In summary, we provide a novel format for a trifunctional antibody-fusion protein, anti-PD-L1 VHH, with anti-CD16a VHH and IL-15/IL-15Ra. This format consisted of a tumor-directed anti-PD-L1 single domain antibody, anti-CD16a VHH, and IL-15/IL-15Ra. In addition, anti-PD-L1-CD16a-IL15 fusion proteins can be expressed and purified from HEK-293F cells with good solubility and stability. Furthermore, the flow cytometry assay and ELISA showed that the anti-PD-L1 VHH antibody could bind to PD-L1-positive cells. Interestingly, anti-PD-L1-CD16a-IL15 fusion proteins also potently and specifically stimulate immune cell proliferation in vitro. In vivo studies demonstrated that anti-PD-L1-CD16a-IL15 fusion proteins could suppress tumor growth in the presence of PBMCs in NOD/SCID and NSG mice.

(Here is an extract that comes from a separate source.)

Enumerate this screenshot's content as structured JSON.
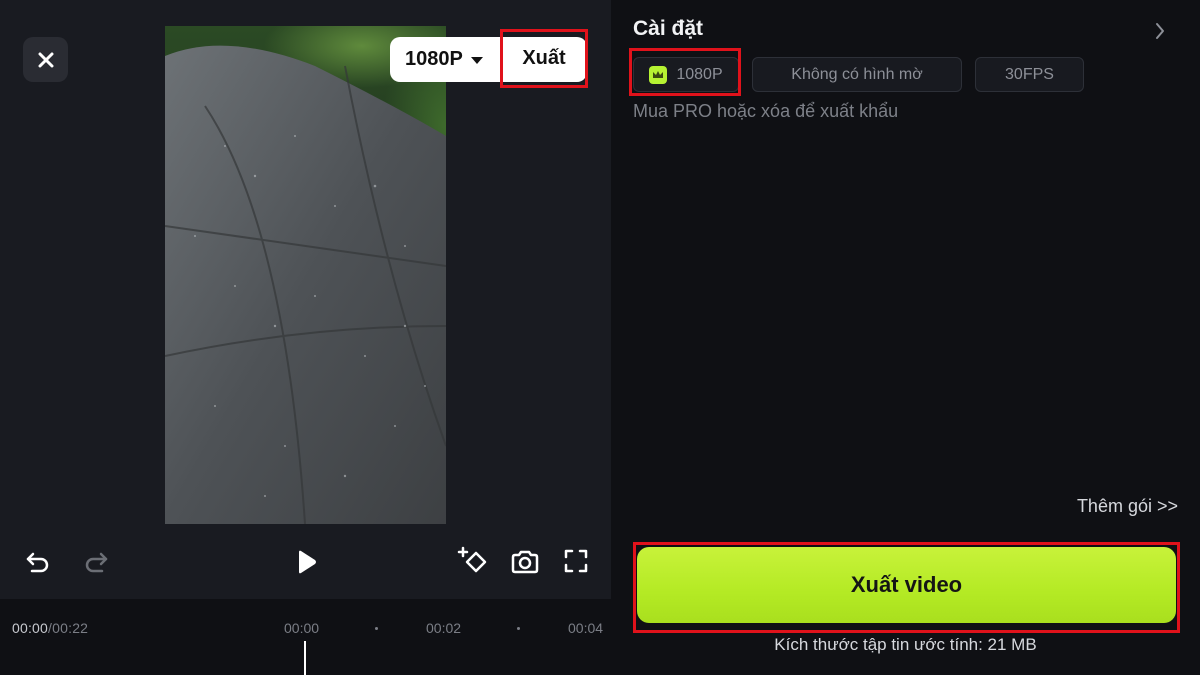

In conclusion, considering its potential anticancer activities, the lower molecular weight of anti-PD-L1-CD16a-IL15 may allow for improved tumor tissue penetration, reduce the off-tumor expansion of NK cells or T cells, diminish systemic toxicity, and efficiently inhibit tumor growth. The potential to use anti-PD-L1-CD16a-IL15 to treat PD-L1-overexpressing cancer combined with current anti-PD-L1 therapeutics. Therefore, trifunctional antibody-fusion proteins provide a new promising immunity therapeutic.

Author contributions

Conception and design of the study: Y.L., X.F., H.W.; experimental performance: Y.L., L.W., Y.L., S.M., B.H; data collection and analysis and explanation of experiments: Y.L., H.W.; drafting and critical revision of the manuscript: Y.L., X.F., H.W. All authors approved the final version of the manuscript.

RB/Ethical review board approval or patient consent/approval as a statement

Procedures for the collection and use of blood samples were approved by the Human Research Ethics Committee of the First Affiliated Hospital of Guangxi Medical University, and all subjects provided informed consent. All animal experiments were carried out with the approval of the Ethical Committee of Guangxi Medical University.

Data available on request from the authors

The data that support the findings of this study are available from the corresponding author, [X.F] and [H.W], upon reasonable request.

Declaration of Competing Interest

The authors declare no competing interests.